They make the big Super Sporter 400's, Falcons (the ones we have) holding 400 clays, and then 'Personal use' traps: Super Hawks, Single stacker -65 clays,  Harrier XTS 200 clays on a rotating carousel and Merlin's holding 150 clays. 
Check out their web site:Promatic | Sporting Traps

----------


## jakesae101

promatics are great but the new MEC traps are essentially promatic traps now as they now have promatics old head designer and are really good quality and are a bit cheaper than the promatics and you can order any spare bits you want of MECs website

----------


## madds

Yes saw them in the USA, while not wanting to knock them as I've never use them, they appear not to be as robust as the Promatic, especially the SS, and Falcons.
They look like fairly light alloy frames, but basically appear to be the same as Promatic otherwise.
I suppose it depends what you want from your trap, semi commercial use or just a fun day occasionally.

----------


## jakesae101

we borrowed a promatic from a member but the club brought a MEC use one at our range no issues they are faster on the second bird than a promatic

----------


## Krameranzac

Our club has a Promatic Superhawk on the water now. Will let tou know how it goes. We got it for its range and rate of fire given we only have a small six stand sporting range.

----------


## 300CALMAN

> Thanks for the offer, I'm up in the big smoke, but seeing what you can do with these things I am narrowing down my choices


I have one of the standard spring loaded ones that works fine something like this:
Allen ClayMaster Clay Thrower #227 - Clay bird Shooting - Accessories - Reloaders Supplies Ltd
They are definitely NOT as good as an automatic but still good practice. I think they throw the slightly lighter "American Trap" targets a bit better that the heavier Euro ones or the horrible cheap Chinese ones.

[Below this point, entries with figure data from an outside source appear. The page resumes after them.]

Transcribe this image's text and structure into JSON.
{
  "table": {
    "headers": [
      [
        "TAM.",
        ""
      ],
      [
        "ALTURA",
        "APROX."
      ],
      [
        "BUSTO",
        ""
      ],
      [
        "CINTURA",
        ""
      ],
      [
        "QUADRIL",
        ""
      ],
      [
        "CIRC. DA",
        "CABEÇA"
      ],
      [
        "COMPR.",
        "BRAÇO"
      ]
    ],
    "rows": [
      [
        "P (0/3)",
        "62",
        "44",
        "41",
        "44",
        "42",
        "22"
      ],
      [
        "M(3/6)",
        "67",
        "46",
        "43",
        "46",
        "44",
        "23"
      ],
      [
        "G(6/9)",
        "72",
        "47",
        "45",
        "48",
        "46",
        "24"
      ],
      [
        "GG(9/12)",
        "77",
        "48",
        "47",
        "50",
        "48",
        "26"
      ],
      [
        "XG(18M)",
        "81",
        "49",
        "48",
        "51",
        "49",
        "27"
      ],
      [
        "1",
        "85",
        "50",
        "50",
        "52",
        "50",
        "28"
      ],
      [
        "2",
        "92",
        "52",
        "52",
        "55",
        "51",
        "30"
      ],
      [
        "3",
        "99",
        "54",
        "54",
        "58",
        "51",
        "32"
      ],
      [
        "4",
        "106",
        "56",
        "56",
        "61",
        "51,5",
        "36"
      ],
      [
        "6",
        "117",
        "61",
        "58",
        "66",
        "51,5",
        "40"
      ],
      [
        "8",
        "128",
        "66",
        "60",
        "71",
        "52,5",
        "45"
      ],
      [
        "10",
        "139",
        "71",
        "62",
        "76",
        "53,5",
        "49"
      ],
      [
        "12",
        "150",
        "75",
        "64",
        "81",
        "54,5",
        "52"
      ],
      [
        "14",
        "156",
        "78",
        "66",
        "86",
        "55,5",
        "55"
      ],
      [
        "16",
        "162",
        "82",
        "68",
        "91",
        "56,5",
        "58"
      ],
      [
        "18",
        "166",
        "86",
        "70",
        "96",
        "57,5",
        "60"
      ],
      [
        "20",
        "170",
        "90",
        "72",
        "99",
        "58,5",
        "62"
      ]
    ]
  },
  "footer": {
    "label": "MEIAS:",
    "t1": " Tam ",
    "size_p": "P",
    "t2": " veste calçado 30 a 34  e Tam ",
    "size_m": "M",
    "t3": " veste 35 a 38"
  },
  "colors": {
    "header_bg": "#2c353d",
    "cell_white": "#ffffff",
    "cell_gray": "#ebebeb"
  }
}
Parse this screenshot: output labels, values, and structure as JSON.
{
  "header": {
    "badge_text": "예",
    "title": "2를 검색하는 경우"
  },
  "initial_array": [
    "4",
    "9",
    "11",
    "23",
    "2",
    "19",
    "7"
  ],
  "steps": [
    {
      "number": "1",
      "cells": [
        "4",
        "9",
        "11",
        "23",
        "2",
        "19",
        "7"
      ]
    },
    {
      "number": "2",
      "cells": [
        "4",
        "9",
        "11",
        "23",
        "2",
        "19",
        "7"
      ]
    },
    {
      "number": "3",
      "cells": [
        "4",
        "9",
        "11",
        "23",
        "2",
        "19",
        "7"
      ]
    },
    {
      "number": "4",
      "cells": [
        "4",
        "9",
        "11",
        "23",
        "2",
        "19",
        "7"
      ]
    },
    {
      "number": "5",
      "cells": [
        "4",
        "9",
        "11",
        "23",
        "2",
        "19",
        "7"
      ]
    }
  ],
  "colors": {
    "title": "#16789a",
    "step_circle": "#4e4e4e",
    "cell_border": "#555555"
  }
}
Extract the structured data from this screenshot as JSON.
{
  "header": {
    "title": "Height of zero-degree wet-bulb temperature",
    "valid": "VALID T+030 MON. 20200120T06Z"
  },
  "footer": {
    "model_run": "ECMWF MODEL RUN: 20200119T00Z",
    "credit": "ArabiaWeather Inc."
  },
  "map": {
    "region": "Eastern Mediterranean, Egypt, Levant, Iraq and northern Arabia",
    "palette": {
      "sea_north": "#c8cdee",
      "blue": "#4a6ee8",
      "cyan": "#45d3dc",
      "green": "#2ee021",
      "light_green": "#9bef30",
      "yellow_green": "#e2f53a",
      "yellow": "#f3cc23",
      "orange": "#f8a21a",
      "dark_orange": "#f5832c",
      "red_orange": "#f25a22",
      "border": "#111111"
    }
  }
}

I'm up in the big smoke also if you wanted to try it out.

----------


## Survy

@300CALMAN thanks for the offer, and also the info about the weight differences with the clays, something I didn't even consider.
What are the Chinese ones to stay away from ?

----------


## 300CALMAN

OK don't have a box in front of me but one of the "American Trap" type i purchased was thicker (higher) but lighter, slightly and with the golf ball dimpling on the surface. The other standard ones are thinner and don't have the dimpling. The Chinese ones looked like the standard ones but have "Made in China" stamped on the box. I am sure they are heavier and harder to break (with shot) but broke in the thrower more often. I wont be buying any more of thoes :Angry:  they look something like the ones in the link below, as you can see the "clay" is white/grey and only colored on top. 

High Quality Wholesale Thower For Sale Clay Target - Buy Clay Target,Clay Targets For Sale,Mexican Clay Pots Product on Alibaba.com

The European made ones are completely painted orange or have an underlying balck material. I have some new boxes of decent targets to try out once the weather settles a little.

----------


## mikee

> @300CALMAN thanks for the offer, and also the info about the weight differences with the clays, something I didn't even consider.
> What are the Chinese ones to stay away from ?


Chinese clays are indestructible. you can shoot them, see holes appear in them but they don't break. Reusable maybe!!

----------


## 300CALMAN

> Chinese clays are indestructible. you can shoot them, see holes appear in them but they don't break. Reusable maybe!!


Number 2 3inch steel do the business  :Burnt:

----------


## southernman

I have a Winchester, with a western retro conversion, just pricing up, to convert the cocking motor and wobble to 240 volt from 110,  as undecided if I am bring it to NZ or selling it,

----------


## Survy

Looking pretty narly in black there, must be good if your thinking of bringing it to NZ

----------


## southernman

Yea mate they are a very good thrower, the Winchester trap machine was the standard for gun clubs for 50 years, the western retro mod is for the auto feed, voice trigger etc, with wobble as well as sweep,  it will throw,  all over the show,  and if spring is wound up to full tension very fast, replacement cost is about 4.5g, its bought me and a few mates hours of entertainment, only a couple hundred for the two motors, so if I cant get good money, I would rather keep it, or give it to a gun club, I was active at.

----------


## Krameranzac

> Our club has a Promatic Superhawk on the water now. Will let tou know how it goes. We got it for its range and rate of fire given we only have a small six stand sporting range.


New Superhawk has proven to be awesome. Long range, simple and a hell of a rate of fire in full auto mode.

----------